Opini

Sedekah Laut dalam Perspektif Vernakularisasi

Selasa, 16 Oktober 2018 | 14:00 WIB

Sedekah Laut dalam Perspektif Vernakularisasi

foto: Tribunjogja

Oleh Suwarsa

Sedekah Bumi dan Laut merupakan vernakularisasi, perpaduan antara tradisi Islam dengan tradisi di Nusantara. Kata sedekah (صدقة) merupakan terminus dalam Islam. Agus Sunyoto menyebutkan upacara sedekah bumi dan laut mulai berlangsung pasca-kedatangan Islam. Perpaduan antara tradisi Semit dan Nusantara. Tradisi ini disinyalir sebagai adaptasi dari kebiasaan pengikut Imam Ali sebagai luapan empati dan bela sungkawa atas tragedi Karbala.

Merunut kepada beberapa teori masuknya Islam ke Nusantara di mana salah satu teori (Teori Sufi) menyebutkan bahwa Islam pertama kali masuk ke Nusantara disebarkan secara personal di wilayah pesisir pantai oleh para sufi pengembara yang berasal dari Persia (Iran). Kesulitan terbesar menyebarkan ajaran Islam dari pendekatan personal menjadi komunal dan selanjutnya konstitusional (pendirian kerajaan-kerajaan Islam) dieliminir oleh para penyebar Islam melalui pendekatan sosial kultural.

Penyebaran Islam dari wilayah pesisir kemudian memasuki wilayah pedalaman tidak sesingkat yang kita duga.
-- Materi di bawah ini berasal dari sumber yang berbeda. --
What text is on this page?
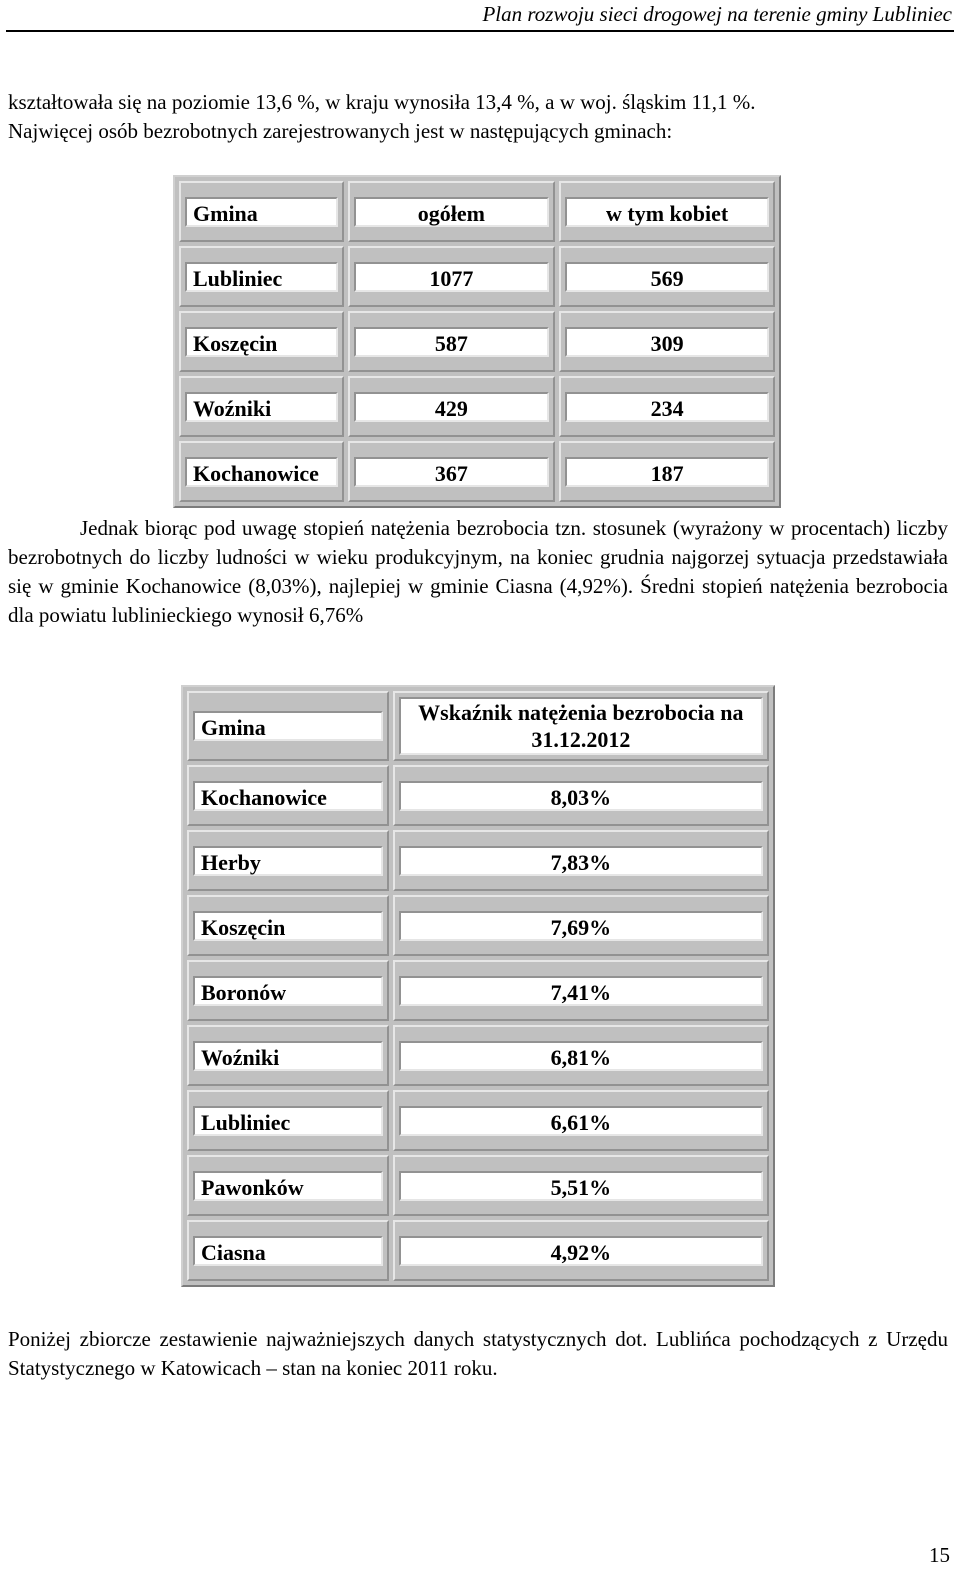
Plan rozwoju sieci drogowej na terenie gminy Lubliniec
kształtowała się na poziomie 13,6 %, w kraju wynosiła 13,4 %, a w woj. śląskim 11,1 %.
Najwięcej osób bezrobotnych zarejestrowanych jest w następujących gminach:
Gmina	ogółem	w tym kobiet

Lubliniec	1077	569

Koszęcin	587	309

Woźniki	429	234

Kochanowice	367	187

Jednak biorąc pod uwagę stopień natężenia bezrobocia tzn. stosunek (wyrażony w procentach) liczby bezrobotnych do liczby ludności w wieku produkcyjnym, na koniec grudnia najgorzej sytuacja przedstawiała się w gminie Kochanowice (8,03%), najlepiej w gminie Ciasna (4,92%). Średni stopień natężenia bezrobocia dla powiatu lublinieckiego wynosił 6,76%

Gmina	Wskaźnik natężenia bezrobocia na 31.12.2012

Kochanowice	8,03%

Herby	7,83%

Koszęcin	7,69%

Boronów	7,41%

Woźniki	6,81%

Lubliniec	6,61%

Pawonków	5,51%

Ciasna	4,92%

Poniżej zbiorcze zestawienie najważniejszych danych statystycznych dot. Lublińca pochodzących z Urzędu Statystycznego w Katowicach – stan na koniec 2011 roku.

15
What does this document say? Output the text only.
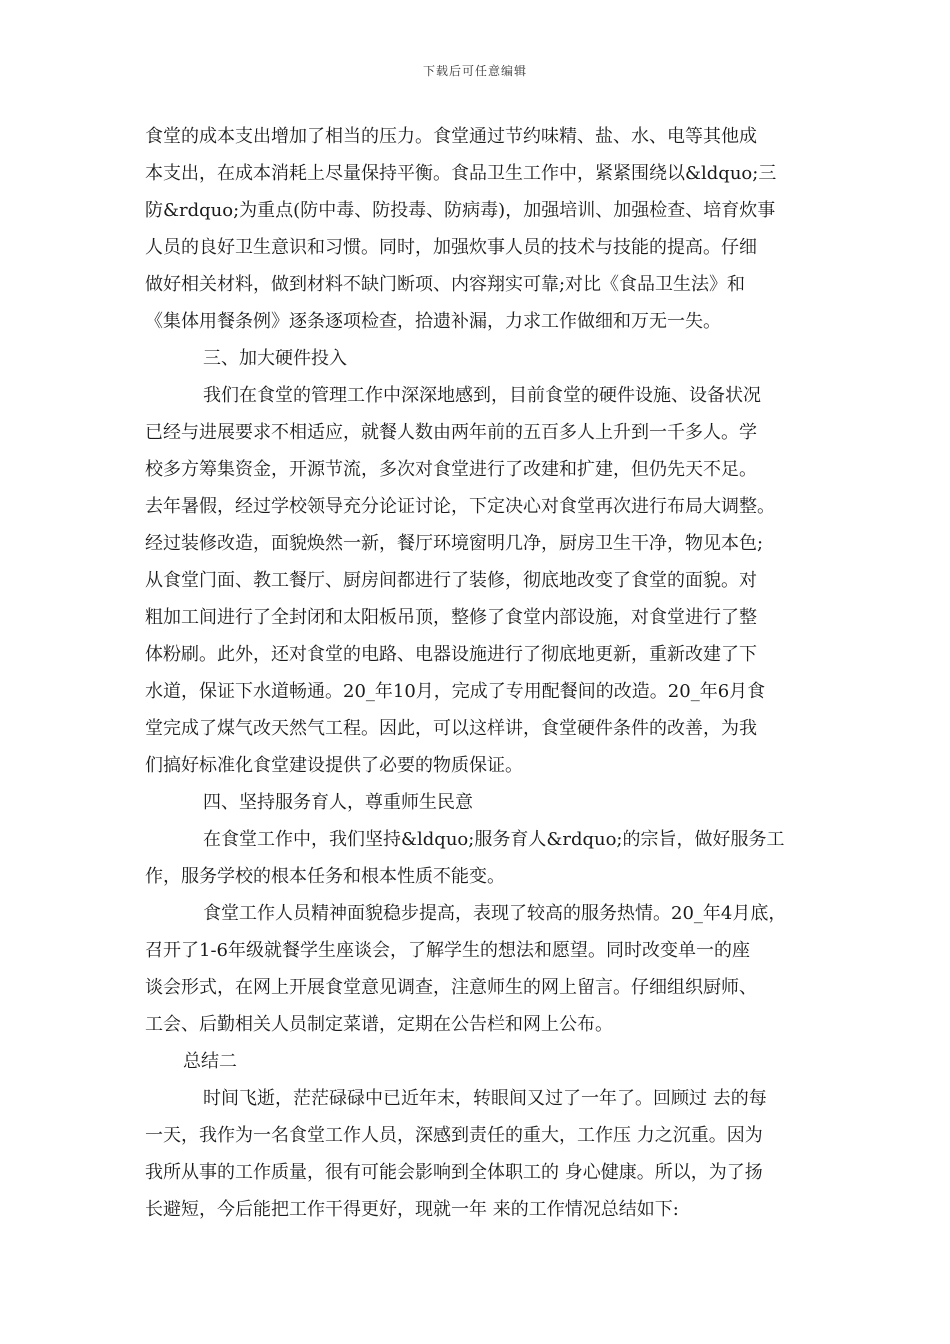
下载后可任意编辑
食堂的成本支出增加了相当的压力。食堂通过节约味精、盐、水、电等其他成
本支出，在成本消耗上尽量保持平衡。食品卫生工作中，紧紧围绕以&ldquo;三
防&rdquo;为重点(防中毒、防投毒、防病毒)，加强培训、加强检查、培育炊事
人员的良好卫生意识和习惯。同时，加强炊事人员的技术与技能的提高。仔细
做好相关材料，做到材料不缺门断项、内容翔实可靠;对比《食品卫生法》和
《集体用餐条例》逐条逐项检查，拾遗补漏，力求工作做细和万无一失。
三、加大硬件投入
我们在食堂的管理工作中深深地感到，目前食堂的硬件设施、设备状况
已经与进展要求不相适应，就餐人数由两年前的五百多人上升到一千多人。学
校多方筹集资金，开源节流，多次对食堂进行了改建和扩建，但仍先天不足。
去年暑假，经过学校领导充分论证讨论，下定决心对食堂再次进行布局大调整。
经过装修改造，面貌焕然一新，餐厅环境窗明几净，厨房卫生干净，物见本色;
从食堂门面、教工餐厅、厨房间都进行了装修，彻底地改变了食堂的面貌。对
粗加工间进行了全封闭和太阳板吊顶，整修了食堂内部设施，对食堂进行了整
体粉刷。此外，还对食堂的电路、电器设施进行了彻底地更新，重新改建了下
水道，保证下水道畅通。20_年10月，完成了专用配餐间的改造。20_年6月食
堂完成了煤气改天然气工程。因此，可以这样讲，食堂硬件条件的改善，为我
们搞好标准化食堂建设提供了必要的物质保证。
四、坚持服务育人，尊重师生民意
在食堂工作中，我们坚持&ldquo;服务育人&rdquo;的宗旨，做好服务工
作，服务学校的根本任务和根本性质不能变。
食堂工作人员精神面貌稳步提高，表现了较高的服务热情。20_年4月底，
召开了1-6年级就餐学生座谈会，了解学生的想法和愿望。同时改变单一的座
谈会形式，在网上开展食堂意见调查，注意师生的网上留言。仔细组织厨师、
工会、后勤相关人员制定菜谱，定期在公告栏和网上公布。
总结二
时间飞逝，茫茫碌碌中已近年末，转眼间又过了一年了。回顾过 去的每
一天，我作为一名食堂工作人员，深感到责任的重大，工作压 力之沉重。因为
我所从事的工作质量，很有可能会影响到全体职工的 身心健康。所以，为了扬
长避短，今后能把工作干得更好，现就一年 来的工作情况总结如下:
Para penyebar Islam memerlukan waktu lebih dari 400 tahun karena mengalami kesulitan mentransformasikan ajaran jika tidak dilakukan melalui pendekatan sosial kultural tadi.

Apakah sedekah bumi dan laut dikategorikan perbuatan syirik (menyekutukan) Allah? Mencermati persoalan ini kita dituntut untuk bersikap jernih harus melihatnya dari berbagai sisi. 

Pertama, Islam merupakan basis teologis, di dalamnya mengandung ajaran tauhid. Kata tauhid pun sering kita asumsikan dengan angka positif dan matematis. Padahal jika dikaji lebih jauh tauhid memiliki arti utuh. Dengan bahasa sederhana dapat disebutkan kehadiran manusia dan alam ini tidak terlepas dari ada-Nya. Dia hadir di setiap kondisi dan keadaan, sumber dari segala-galanya.

Kedua, Islam sebagai basis nilai. Landasan baik dan buruk ada dalam agama ini. Sebagai landasan nilai tentu saja akan mewarnai segala apa pun. Tidak akan didapati dalam kitab suci dan ajaran Islam bagaimana tata cara membuat mobil, membuat akun Facebook, membuat dan mengatur lalu lintas. Kita tidak akan pernah mendapati dalil bagaimana manusia membuat pesawat ulang-alik di dalam Al-Qur'an. 

Namun sebagai basis nilai, Islam sering mengajak kepada manusia agar secara terus-menerus mengepakkan sayap dan menembus cakrawala dunia ini. Kita juga tidak akan pernah menemukan dalam kitab suci dan rujukan lain tentang tradisi, kebiasan kecuali melalui proses penelaahan dan pembelajaran.

Sebagai basis nilai, Islam tidak pernah mengajarkan kepada siapa pun agar dengan semena-mena menyalahkan kepada pihak yang tidak sejalan. Rasulullah tidak pernah menyebut sesat kepada siapa pun karena penyebutan sesat itu beliau terima langsung di dalam wahyu, misalnya: mereka adalah orang-orang yang sesat, tidak mendapatkan petunjuk. 

Sebelum wahyu seperti ini turun Rasulullah menyebut mereka dengan kalimat: Mereka belum tahu/mengerti. Sementara ini, diri kita dengan sangat mudah menyebut sesat, musyrik, dan Jahiliyah kepada orang lain tanpa berpikir panjang terhadap ucapan tersebut hanya karena menganggap Islam sebagai basis teologis tanpa memperhatikan aspek keislaman secara utuh.

Yang harus kita sadari adalah hidup tidak hanya sekadar hitam dan putih tetapi banyak warna dan warni. Tengoklah ke dalam diri, belajarlah ke dalam bukan selalu melihat dan belajar ke luar. Bukankah Allah lebih dekat dari urat leher kita?